What is the behaviour of the sizeof() operator with a class having one or more inner classes? Let's consider the following code:

#include <cstdint>
#include <iostream>

class A
{
	class B
	{
		uint64_t i64;
	};
	B vec[ 10 ];
};

int main()
{	
	std::cout << sizeof( A ) << std::endl;
	//...
	return( 0 );
}

So far so god, it will print "80".

But now consider the next example:

#include <cstdint>
#include <iostream>

class A
{
	class B
	{
		uint64_t i64;
	};
	B vec[ 10 ];
	uint8_t arr[ 10 ];
};

int main()
{	
	std::cout << sizeof( A ) << std::endl;
	//..
	return( 0 );
}

Instead of "90" (80 bytes for vec + 10 bytes for arr) it prints 96, it counts 6 "extra" bytes.

Please not that not having vec B array, sizeof returns 10.

Having a single uint8_t instead an array of ten it will print 88 instead of 81.

.... so.... why? Is all this due data alignment?

All this happens on MSVC12 (Visual studio 2013), compiling in both debug and release mode.

Yes, it is due to data alignment. I am sure Google can fill you in on the details.

Thank you, i will verify it when as soon I am able to use my PC (SSD firmware failure -.-).

B contains a u64. which must be 8-byte aligned. A contains a B, so A must be 8-byte aligned.

There's a requirement that sizeof(x) must be a multiple of alignof(x).

e.g. if you created an array of A's, but A had size=90 and align=8, then the first item would be aligned correctly, but the second item would not!

To solve this, the size of A is 'padded' with a few wasted bytes.

A's members are only 90 bytes long, which is 11.25 * 8 bytes.
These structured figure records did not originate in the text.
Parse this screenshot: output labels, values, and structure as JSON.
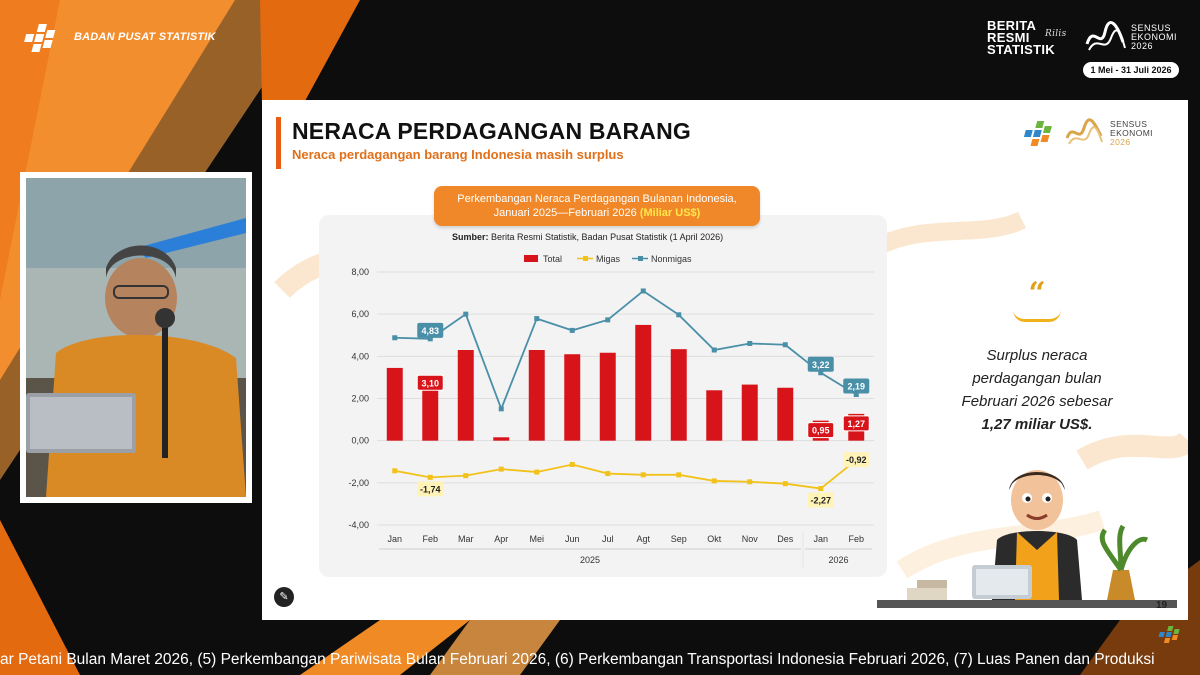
{
  "header": {
    "bps_name": "BADAN PUSAT STATISTIK",
    "brs_line1": "BERITA",
    "brs_line2": "RESMI",
    "brs_line3": "STATISTIK",
    "brs_rilis": "Rilis",
    "se_line1": "SENSUS",
    "se_line2": "EKONOMI",
    "se_line3": "2026",
    "se_date": "1 Mei - 31 Juli 2026"
  },
  "slide": {
    "title": "NERACA PERDAGANGAN BARANG",
    "subtitle": "Neraca perdagangan barang Indonesia masih surplus",
    "logo_se1": "SENSUS",
    "logo_se2": "EKONOMI",
    "logo_se3": "2026",
    "chart_heading_line1": "Perkembangan Neraca Perdagangan Bulanan Indonesia,",
    "chart_heading_line2": "Januari 2025—Februari 2026",
    "chart_heading_unit": "(Miliar US$)",
    "source_label": "Sumber:",
    "source_text": "Berita Resmi Statistik, Badan Pusat Statistik (1 April 2026)",
    "quote_mark": "“",
    "quote_line1": "Surplus neraca",
    "quote_line2": "perdagangan bulan",
    "quote_line3": "Februari 2026 sebesar",
    "quote_emphasis": "1,27 miliar US$.",
    "page_number": "19"
  },
  "ticker": {
    "text": "ar Petani Bulan Maret 2026, (5) Perkembangan Pariwisata Bulan Februari 2026, (6) Perkembangan Transportasi Indonesia Februari 2026, (7) Luas Panen dan Produksi"
  },
  "colors": {
    "orange": "#f0882a",
    "total": "#d7141a",
    "migas": "#f2c21a",
    "nonmigas": "#4a8fa8"
  },
  "chart_data": {
    "type": "bar",
    "categories": [
      "Jan",
      "Feb",
      "Mar",
      "Apr",
      "Mei",
      "Jun",
      "Jul",
      "Agt",
      "Sep",
      "Okt",
      "Nov",
      "Des",
      "Jan",
      "Feb"
    ],
    "year_groups": [
      {
        "label": "2025",
        "from": 0,
        "to": 11
      },
      {
        "label": "2026",
        "from": 12,
        "to": 13
      }
    ],
    "ylim": [
      -4,
      8
    ],
    "yticks": [
      "-4,00",
      "-2,00",
      "0,00",
      "2,00",
      "4,00",
      "6,00",
      "8,00"
    ],
    "ytick_values": [
      -4,
      -2,
      0,
      2,
      4,
      6,
      8
    ],
    "grid": true,
    "legend_position": "top",
    "series": [
      {
        "name": "Total",
        "type": "bar",
        "values": [
          3.45,
          3.1,
          4.3,
          0.16,
          4.3,
          4.1,
          4.17,
          5.49,
          4.34,
          2.39,
          2.66,
          2.51,
          0.95,
          1.27
        ]
      },
      {
        "name": "Migas",
        "type": "line",
        "values": [
          -1.43,
          -1.74,
          -1.66,
          -1.35,
          -1.49,
          -1.13,
          -1.56,
          -1.62,
          -1.62,
          -1.91,
          -1.95,
          -2.04,
          -2.27,
          -0.92
        ]
      },
      {
        "name": "Nonmigas",
        "type": "line",
        "values": [
          4.88,
          4.83,
          6.0,
          1.51,
          5.79,
          5.23,
          5.73,
          7.1,
          5.97,
          4.3,
          4.61,
          4.55,
          3.22,
          2.19
        ]
      }
    ],
    "data_labels": [
      {
        "series": "Nonmigas",
        "index": 1,
        "text": "4,83"
      },
      {
        "series": "Total",
        "index": 1,
        "text": "3,10"
      },
      {
        "series": "Migas",
        "index": 1,
        "text": "-1,74"
      },
      {
        "series": "Nonmigas",
        "index": 12,
        "text": "3,22"
      },
      {
        "series": "Nonmigas",
        "index": 13,
        "text": "2,19"
      },
      {
        "series": "Total",
        "index": 12,
        "text": "0,95"
      },
      {
        "series": "Total",
        "index": 13,
        "text": "1,27"
      },
      {
        "series": "Migas",
        "index": 12,
        "text": "-2,27"
      },
      {
        "series": "Migas",
        "index": 13,
        "text": "-0,92"
      }
    ]
  }
}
An extra 0.75 * 8 bytes needs to be added to pad 'A' out, so that it's size is a multiple of it's alignment requirement.

Just as Rattenhrim said, this is not related to the inner class.

This code will have the exact same result as yours:

class A
{
	uint8_t arr[ 10 ];
	uint64_t i64[ 10 ];
};

Even though it has no inner class.

If you want, you can increase your arr array size up to 16 and A's size would still be 96.